The utilities will be allowed to recover all of their costs through a rate schedule, including for squishy categories like administrative and marketing charges, plus a margin determined by the “weighted average cost of capital.”

The legislation does not set the price of the electricity, something left to the State Corporation Commission to decide under tight parameters. Leaving the price out of the legislation is reasonable, given that the RFPs haven’t even been issued yet, but it does mean we have no idea at this point whether customers will see a savings from the program either immediately (highly unlikely) or in the future. But the legislation does allow customers to lock in a fixed price for as long as they are in the program, giving them the price stability that is one of the major benefits of solar.

In addition, the members of the Rubin Group say they have agreed to abide by a Memorandum of Understanding they drafted to guide implementation of the bill at the SCC. This MOU has not been made public, and in any case the SCC would not be bound by it, but it may help ensure that regulations implementing the pilot program meet the parties’ expectations.

So how much of a difference could this program make? As a rule of thumb, supplying an average Virginia household with 100% solar energy requires the output of 10 kilowatts (kW) worth of solar panels. Thus the program total of 50 MW (50,000 kW) would be enough to supply 5,000 average Virginia households if they were to meet their entire electric load this way, or more if they are energy efficient or plan to meet only a portion of their load with solar. By comparison, Dominion alone claims to have over 30,000 customers in its Green Power Program. That program offers mostly wind RECs from other states, and does not reduce customers’ use of ordinary grid power from fossil fuels and nuclear. Thus there seem to be more than enough customers primed to sign up for a program that is infinitely better than what they are paying extra for today.

The astute reader will wonder why Dominion didn’t just change its Green Power Program to a Virginia solar program, something it could do through the State Corporation Commission without new legislation. If any astute reader figures that out, please let me know, because I’ve been wondering about it for years.

Regardless, the Rubin bill holds promise as an option for customers who can’t put solar on their own rooftops. It would mean more solar projects get built in Virginia, creating jobs and bringing new economic development to localities across the state. It would decrease demand for dirty power and possibly persuade our utilities that the future really does lie with solar, not with fracked gas.

Calling it community solar seems unwise, however. Virginians are wary of a bait-and-switch from a utility with a long history of promising the moon and delivering green cheese.

For real community solar, we will have to look to legislation developed by the Virginia Distributed Solar Collaborative.

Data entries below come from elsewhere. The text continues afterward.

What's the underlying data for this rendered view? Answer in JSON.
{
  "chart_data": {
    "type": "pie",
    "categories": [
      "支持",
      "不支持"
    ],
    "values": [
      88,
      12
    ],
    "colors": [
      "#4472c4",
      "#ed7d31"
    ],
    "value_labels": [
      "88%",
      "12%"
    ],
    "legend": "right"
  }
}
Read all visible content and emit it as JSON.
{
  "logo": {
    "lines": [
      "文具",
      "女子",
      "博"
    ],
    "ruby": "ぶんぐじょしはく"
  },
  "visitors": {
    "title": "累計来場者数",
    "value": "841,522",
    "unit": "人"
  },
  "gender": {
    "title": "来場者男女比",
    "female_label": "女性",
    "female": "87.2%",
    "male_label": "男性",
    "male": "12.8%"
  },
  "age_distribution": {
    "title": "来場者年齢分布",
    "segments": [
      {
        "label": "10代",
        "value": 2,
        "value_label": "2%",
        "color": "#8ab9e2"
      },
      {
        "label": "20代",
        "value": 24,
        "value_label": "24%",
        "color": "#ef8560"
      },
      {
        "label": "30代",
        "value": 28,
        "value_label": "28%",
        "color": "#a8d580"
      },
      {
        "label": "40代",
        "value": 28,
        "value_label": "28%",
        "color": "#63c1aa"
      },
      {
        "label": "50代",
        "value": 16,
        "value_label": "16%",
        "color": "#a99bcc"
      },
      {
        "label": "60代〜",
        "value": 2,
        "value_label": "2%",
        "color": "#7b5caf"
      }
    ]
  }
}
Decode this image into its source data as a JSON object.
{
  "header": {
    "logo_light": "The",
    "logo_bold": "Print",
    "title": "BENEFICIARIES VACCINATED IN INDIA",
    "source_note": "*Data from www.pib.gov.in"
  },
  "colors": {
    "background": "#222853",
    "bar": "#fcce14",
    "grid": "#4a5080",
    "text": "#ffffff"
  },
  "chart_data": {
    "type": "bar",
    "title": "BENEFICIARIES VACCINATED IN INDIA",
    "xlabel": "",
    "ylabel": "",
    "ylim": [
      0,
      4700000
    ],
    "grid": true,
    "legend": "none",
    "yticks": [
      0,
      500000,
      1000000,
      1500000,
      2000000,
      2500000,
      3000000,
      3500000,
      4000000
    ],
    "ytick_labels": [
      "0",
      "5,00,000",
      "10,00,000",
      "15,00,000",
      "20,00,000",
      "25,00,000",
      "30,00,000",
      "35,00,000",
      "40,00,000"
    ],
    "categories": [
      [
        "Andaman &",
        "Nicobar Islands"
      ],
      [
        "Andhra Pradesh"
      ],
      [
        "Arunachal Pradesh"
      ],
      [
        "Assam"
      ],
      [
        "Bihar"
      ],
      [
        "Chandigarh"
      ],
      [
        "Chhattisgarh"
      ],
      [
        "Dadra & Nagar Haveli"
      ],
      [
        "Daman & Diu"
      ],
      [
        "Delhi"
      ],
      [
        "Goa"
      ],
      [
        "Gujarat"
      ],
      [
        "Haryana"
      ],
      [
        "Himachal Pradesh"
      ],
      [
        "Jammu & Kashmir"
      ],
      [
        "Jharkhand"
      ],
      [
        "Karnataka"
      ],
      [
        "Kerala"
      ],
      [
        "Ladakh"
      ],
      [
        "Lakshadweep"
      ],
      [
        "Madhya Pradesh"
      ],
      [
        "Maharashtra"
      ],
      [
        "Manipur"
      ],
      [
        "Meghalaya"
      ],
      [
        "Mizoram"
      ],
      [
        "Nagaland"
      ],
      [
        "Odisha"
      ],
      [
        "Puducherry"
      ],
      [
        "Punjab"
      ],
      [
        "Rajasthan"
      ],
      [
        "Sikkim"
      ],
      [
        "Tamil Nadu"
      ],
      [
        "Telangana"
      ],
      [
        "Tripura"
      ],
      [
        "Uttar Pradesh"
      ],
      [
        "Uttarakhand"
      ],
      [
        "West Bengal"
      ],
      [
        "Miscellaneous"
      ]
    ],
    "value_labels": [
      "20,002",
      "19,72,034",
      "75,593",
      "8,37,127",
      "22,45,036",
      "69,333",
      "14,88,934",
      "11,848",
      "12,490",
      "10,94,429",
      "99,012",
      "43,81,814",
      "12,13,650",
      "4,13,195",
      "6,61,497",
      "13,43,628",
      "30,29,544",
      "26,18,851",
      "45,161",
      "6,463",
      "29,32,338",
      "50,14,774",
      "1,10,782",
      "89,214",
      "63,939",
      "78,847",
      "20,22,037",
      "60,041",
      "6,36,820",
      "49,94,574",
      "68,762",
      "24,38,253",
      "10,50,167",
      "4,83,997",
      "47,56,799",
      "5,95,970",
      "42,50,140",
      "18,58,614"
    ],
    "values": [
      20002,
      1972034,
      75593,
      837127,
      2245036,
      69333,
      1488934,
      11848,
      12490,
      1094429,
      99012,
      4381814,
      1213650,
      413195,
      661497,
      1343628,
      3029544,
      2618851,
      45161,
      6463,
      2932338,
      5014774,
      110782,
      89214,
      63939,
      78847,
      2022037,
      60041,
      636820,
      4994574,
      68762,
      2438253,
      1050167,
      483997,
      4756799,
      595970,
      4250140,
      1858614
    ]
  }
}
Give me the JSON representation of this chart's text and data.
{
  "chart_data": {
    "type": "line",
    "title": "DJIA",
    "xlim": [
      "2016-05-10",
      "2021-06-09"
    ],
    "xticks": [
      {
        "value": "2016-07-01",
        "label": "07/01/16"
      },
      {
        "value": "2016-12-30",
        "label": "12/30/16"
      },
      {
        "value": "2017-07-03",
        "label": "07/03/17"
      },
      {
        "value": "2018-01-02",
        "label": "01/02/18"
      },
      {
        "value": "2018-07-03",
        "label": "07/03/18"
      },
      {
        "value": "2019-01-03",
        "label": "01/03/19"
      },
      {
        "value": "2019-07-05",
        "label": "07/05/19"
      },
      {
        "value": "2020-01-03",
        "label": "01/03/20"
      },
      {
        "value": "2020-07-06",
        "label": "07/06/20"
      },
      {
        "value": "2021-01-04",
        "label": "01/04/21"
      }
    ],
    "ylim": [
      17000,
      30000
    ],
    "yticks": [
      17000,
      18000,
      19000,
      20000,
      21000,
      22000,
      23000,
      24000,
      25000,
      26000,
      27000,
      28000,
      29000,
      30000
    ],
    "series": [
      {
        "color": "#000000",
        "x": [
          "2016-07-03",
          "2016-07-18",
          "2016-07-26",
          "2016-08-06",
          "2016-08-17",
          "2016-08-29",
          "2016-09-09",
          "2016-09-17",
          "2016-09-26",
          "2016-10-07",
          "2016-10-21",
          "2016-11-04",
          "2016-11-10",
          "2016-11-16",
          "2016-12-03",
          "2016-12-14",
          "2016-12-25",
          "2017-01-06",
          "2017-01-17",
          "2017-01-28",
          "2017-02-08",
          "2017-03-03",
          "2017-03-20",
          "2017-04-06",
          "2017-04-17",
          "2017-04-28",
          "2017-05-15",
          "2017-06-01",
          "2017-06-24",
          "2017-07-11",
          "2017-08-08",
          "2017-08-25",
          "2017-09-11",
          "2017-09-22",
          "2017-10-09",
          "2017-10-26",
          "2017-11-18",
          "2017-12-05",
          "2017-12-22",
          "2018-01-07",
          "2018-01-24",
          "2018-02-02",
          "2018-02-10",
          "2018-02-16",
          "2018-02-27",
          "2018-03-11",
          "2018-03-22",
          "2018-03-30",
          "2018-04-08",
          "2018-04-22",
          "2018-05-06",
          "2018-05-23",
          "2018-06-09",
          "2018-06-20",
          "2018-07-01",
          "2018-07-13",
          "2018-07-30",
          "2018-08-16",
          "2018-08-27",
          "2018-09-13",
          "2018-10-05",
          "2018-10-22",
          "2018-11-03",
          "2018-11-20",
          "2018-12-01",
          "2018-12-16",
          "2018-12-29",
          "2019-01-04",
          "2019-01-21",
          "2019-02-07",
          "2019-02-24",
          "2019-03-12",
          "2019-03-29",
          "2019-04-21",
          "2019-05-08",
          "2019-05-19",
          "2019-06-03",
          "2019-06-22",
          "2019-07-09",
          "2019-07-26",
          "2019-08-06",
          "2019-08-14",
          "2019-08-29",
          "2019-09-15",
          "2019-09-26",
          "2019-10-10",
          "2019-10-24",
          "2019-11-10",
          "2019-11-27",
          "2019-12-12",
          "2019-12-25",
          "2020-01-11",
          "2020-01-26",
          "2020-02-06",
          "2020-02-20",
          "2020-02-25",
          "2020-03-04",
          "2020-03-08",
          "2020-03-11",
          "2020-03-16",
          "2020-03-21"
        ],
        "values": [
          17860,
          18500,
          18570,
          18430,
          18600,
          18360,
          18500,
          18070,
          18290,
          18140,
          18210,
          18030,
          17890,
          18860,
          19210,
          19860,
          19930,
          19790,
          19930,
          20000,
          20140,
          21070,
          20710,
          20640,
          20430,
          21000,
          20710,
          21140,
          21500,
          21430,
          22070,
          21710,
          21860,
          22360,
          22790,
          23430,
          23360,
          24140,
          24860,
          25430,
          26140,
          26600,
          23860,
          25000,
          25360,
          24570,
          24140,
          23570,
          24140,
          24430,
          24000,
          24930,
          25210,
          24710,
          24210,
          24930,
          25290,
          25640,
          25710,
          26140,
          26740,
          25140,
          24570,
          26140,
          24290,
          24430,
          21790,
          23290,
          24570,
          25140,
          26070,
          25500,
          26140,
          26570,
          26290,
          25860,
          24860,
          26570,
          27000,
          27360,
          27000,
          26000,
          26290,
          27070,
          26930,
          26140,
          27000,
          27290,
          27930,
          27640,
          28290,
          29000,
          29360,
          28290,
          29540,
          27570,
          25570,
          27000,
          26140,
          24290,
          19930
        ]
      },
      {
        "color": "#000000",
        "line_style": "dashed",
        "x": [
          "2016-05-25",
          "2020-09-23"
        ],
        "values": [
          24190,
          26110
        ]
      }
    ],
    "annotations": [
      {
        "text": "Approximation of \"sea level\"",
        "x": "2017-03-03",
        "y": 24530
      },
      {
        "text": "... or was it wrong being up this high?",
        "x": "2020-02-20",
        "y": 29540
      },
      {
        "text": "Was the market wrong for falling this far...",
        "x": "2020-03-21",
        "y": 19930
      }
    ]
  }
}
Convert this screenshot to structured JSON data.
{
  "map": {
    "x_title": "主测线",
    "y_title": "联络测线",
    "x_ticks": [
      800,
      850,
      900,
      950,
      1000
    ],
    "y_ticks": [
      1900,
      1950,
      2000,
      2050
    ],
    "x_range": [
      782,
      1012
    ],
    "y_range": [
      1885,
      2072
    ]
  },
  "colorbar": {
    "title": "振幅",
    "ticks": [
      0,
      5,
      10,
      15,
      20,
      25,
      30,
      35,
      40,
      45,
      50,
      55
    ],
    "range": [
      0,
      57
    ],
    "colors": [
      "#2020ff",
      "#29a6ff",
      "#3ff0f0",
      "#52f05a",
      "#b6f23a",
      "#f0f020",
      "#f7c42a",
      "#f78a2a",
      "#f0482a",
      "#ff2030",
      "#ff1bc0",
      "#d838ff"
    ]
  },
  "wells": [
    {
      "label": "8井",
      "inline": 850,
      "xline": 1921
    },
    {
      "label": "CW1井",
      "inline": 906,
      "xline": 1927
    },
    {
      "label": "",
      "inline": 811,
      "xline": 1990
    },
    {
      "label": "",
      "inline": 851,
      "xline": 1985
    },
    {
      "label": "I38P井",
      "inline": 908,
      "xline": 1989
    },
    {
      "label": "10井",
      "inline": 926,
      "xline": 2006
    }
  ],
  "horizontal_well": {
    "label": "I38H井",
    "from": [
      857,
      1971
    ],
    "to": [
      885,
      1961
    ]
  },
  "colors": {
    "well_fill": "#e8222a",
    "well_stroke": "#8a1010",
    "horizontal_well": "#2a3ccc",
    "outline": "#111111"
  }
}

This broad-based group of solar stakeholders includes consumers, local government employees and environmentalists as well as solar industry representatives (but not utilities). The Collaborative developed its own model bill this summer based on legislation from other states. The model bill gives much greater freedom to customers to cooperate in the development and ownership of renewable energy facilities for their own benefit. Customers don’t have to wait for their utility to choose a developer, and they can choose to own a share of a facility, not just buy some of the electricity generated. Utilities can own facilities, but so can non-profit or for-profit entities. Utilities are required to purchase the output of the community facilities, and to issue bill credits to its customers who are subscribers.

As a practical matter, members of the Virginia Distributed Solar Collaborative don’t expect the General Assembly to adopt their model instead of something that comes with the Dominion Power seal of approval. But it’s important for legislators to understand what the alternative looks like, and why their constituents may feel that a utility-operated program shouldn’t be the only option.